11. On April 25, Musa Ahmad Mustapha (YES ’17) and YES ’15: Muhammad Saleem Ibrahim and Aliyu Lawal Abdussamad, in collaboration with alumni of the Youth Leadership Program, organized a campaign to educate patients at the General Hospital of Katsina in Nigeria on how to prevent malaria. During the event, the alumni educated more than 50 women on the causes, symptoms, and preventative methods of malaria. YES alumni in Nigeria are kicking out malaria and bringing in volunteerism!
12. Abasse Bassene (YES ’14) led a group of 15 young people in cleaning up a part of their Fatick, Senegal neighborhood he described as “the dirtiest place.

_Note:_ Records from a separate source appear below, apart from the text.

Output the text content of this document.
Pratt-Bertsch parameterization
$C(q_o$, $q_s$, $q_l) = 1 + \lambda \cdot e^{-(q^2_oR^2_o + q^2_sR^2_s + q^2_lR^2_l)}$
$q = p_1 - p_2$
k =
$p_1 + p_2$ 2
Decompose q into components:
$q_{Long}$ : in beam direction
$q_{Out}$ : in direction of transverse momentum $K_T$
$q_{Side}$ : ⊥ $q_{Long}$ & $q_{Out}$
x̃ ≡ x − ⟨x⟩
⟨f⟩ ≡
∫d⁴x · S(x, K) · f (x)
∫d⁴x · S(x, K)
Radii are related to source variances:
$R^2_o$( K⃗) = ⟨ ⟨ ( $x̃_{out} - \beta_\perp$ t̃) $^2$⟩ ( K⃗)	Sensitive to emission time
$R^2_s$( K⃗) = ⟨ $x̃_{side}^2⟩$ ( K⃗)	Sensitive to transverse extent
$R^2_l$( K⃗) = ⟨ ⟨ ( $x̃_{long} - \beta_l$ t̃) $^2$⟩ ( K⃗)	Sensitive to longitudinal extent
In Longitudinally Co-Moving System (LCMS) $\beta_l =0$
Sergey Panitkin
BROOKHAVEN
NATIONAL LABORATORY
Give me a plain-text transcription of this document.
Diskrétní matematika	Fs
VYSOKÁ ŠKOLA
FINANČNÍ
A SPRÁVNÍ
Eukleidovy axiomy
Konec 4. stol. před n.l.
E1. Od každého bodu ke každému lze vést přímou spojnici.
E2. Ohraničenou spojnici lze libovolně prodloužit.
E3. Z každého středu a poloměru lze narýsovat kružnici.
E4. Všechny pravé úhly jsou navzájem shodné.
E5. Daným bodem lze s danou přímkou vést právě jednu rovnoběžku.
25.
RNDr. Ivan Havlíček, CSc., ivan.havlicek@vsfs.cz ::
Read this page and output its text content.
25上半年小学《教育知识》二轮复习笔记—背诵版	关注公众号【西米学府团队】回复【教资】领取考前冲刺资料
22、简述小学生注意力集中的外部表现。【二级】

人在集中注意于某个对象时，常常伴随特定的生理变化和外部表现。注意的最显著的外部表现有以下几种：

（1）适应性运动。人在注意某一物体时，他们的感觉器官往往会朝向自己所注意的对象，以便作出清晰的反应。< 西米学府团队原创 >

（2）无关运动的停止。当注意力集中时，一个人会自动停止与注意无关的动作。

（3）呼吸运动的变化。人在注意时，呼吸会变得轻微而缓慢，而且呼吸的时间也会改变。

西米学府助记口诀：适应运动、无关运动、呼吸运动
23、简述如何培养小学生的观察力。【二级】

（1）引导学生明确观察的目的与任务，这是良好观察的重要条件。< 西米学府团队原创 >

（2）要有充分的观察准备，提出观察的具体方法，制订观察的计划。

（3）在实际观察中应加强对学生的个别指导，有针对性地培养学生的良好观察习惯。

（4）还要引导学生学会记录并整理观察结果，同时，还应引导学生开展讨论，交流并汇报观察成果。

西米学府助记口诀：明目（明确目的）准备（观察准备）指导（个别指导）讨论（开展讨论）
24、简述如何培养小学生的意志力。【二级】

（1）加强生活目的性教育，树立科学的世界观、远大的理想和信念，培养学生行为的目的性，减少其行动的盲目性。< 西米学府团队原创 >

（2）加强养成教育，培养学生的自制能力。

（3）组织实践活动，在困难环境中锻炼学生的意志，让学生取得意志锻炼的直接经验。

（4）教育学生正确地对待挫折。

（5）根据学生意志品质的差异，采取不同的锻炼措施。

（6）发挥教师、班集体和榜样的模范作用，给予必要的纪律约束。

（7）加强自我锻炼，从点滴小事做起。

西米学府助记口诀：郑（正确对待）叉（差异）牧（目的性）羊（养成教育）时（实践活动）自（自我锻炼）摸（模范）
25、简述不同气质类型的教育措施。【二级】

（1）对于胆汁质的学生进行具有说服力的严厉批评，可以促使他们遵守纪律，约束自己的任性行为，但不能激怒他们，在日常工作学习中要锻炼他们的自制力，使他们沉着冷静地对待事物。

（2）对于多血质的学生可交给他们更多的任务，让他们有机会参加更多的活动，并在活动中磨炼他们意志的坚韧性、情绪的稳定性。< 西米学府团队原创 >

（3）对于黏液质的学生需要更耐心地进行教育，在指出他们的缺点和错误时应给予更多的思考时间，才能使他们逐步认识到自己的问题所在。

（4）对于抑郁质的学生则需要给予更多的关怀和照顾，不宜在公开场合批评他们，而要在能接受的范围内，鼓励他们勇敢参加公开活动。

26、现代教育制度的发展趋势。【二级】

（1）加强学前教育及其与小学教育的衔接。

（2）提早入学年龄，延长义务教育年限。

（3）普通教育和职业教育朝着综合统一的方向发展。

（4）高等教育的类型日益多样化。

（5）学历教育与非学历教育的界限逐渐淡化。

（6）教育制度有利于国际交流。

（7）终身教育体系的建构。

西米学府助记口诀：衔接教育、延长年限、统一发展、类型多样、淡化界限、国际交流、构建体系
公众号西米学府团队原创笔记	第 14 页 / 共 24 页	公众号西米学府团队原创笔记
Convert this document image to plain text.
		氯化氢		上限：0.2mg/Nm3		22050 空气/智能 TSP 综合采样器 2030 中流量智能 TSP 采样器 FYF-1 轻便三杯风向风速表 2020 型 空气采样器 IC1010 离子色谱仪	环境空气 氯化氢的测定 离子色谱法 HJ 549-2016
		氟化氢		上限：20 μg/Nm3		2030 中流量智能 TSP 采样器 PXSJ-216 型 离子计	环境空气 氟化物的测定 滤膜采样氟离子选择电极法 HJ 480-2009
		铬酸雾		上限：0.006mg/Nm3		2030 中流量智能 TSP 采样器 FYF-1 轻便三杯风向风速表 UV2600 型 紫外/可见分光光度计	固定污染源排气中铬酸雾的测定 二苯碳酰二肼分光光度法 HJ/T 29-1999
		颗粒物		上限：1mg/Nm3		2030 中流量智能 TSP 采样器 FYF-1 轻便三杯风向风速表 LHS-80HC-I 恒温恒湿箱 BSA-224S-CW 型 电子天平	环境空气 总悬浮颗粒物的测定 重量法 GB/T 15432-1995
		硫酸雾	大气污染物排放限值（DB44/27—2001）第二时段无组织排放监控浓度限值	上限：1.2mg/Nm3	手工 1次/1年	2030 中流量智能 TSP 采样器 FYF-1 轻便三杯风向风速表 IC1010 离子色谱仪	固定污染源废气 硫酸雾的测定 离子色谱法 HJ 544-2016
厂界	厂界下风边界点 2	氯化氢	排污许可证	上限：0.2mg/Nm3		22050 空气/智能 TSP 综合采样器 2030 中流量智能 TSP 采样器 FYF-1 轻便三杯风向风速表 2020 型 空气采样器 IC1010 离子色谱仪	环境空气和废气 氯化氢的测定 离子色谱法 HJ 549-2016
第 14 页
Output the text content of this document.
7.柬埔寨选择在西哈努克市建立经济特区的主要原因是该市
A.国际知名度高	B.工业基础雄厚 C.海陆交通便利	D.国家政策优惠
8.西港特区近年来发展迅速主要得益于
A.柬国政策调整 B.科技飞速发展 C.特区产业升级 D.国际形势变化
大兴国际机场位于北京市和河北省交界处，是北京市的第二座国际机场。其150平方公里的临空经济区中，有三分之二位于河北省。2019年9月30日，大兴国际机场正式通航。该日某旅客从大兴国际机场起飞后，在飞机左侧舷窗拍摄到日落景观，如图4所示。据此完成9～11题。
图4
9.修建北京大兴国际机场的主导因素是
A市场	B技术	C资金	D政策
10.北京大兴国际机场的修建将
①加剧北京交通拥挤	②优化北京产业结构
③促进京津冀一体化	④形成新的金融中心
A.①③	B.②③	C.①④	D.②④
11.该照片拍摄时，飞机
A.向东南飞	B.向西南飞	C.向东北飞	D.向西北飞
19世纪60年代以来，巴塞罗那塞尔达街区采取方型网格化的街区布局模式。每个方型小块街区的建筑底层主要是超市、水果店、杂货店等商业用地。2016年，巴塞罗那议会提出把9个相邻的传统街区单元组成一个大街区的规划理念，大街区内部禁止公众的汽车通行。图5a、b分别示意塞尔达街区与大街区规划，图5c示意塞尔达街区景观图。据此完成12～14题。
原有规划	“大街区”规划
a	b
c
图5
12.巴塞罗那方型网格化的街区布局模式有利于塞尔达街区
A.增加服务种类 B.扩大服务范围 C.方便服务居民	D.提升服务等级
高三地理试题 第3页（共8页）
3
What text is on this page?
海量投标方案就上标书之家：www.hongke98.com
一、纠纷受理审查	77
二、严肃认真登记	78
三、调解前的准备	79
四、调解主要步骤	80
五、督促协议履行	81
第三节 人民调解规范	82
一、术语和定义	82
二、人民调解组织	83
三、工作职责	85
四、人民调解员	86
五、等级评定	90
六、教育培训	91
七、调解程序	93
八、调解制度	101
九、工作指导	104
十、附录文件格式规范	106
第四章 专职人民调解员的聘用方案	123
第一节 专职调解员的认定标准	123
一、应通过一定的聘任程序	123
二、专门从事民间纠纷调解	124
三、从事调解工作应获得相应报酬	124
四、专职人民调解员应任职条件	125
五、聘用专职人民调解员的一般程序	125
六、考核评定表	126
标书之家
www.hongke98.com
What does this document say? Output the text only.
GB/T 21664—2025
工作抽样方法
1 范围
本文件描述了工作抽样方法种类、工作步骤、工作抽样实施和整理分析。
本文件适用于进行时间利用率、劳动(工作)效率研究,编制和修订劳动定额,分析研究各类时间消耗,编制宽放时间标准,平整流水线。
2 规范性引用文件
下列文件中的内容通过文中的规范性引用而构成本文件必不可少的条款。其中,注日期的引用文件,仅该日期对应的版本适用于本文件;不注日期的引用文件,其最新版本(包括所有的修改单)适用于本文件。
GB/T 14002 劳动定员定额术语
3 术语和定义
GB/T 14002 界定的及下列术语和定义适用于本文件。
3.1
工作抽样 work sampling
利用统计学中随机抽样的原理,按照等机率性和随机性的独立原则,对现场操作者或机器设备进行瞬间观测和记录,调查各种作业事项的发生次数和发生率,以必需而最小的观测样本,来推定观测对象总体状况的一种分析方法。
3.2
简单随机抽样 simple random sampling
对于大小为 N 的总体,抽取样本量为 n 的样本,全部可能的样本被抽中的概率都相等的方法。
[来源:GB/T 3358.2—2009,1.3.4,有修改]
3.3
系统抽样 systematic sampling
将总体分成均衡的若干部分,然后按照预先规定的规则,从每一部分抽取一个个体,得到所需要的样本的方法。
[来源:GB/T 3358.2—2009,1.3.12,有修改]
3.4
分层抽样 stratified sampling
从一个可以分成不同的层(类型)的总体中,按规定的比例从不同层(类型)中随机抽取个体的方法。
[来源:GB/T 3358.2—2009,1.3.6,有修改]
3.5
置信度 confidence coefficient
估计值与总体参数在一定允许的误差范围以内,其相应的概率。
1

People throw their garbage on the ground due to the lack of a dumpsters and lack of a garbage trucks to collect trash.” After successfully cleaning the area last month, Abasse and his fellow volunteers agreed to expand their efforts by seeking support for the installation and maintenance of a dumpster and planting trees – another green service project that will take root in the heart of a community.
13. On April 28, Alieu Moiwa (YES ’14) and Joseph Brima Samba (YES ’15) visited the Kenema Government School, a school with mostly low-income students in Sierra Leone. They met with 210 high school science and math students and provided them with compasses and rulers. In addition, Alieu and Joseph spoke to the group about Global Youth Service Day and the students gave back to their school by picking up trash from their school campus.
14. In Nickerie, Suriname, Iraisha Shaban (YES ’16) and Julencia Slamet (YES ’17) fed the homeless in celebration of GYSD. In preparation for the event, Iraisha and Julencia cooked a large quantity of nutritious and filling food, and then they brought the food to an area of Nickerie where many homeless congregate. The alumni distributed the food along with juice and bread. These two cooked up the right recipe to give back and genuinely serve others in need.
15. In Mali’s capital, YES alumni partnered with the organization "Youth for Change Mali" to host an English Spelling Bee for high school students. The President of Mali's Alumni Association, Royale Ann Kodio (YES ’16), participated in a Spelling Bee in the U.S. and wanted to bring this activity to her home community. Participants who made it to the final round received English dictionaries. Can you spell “service is fun”?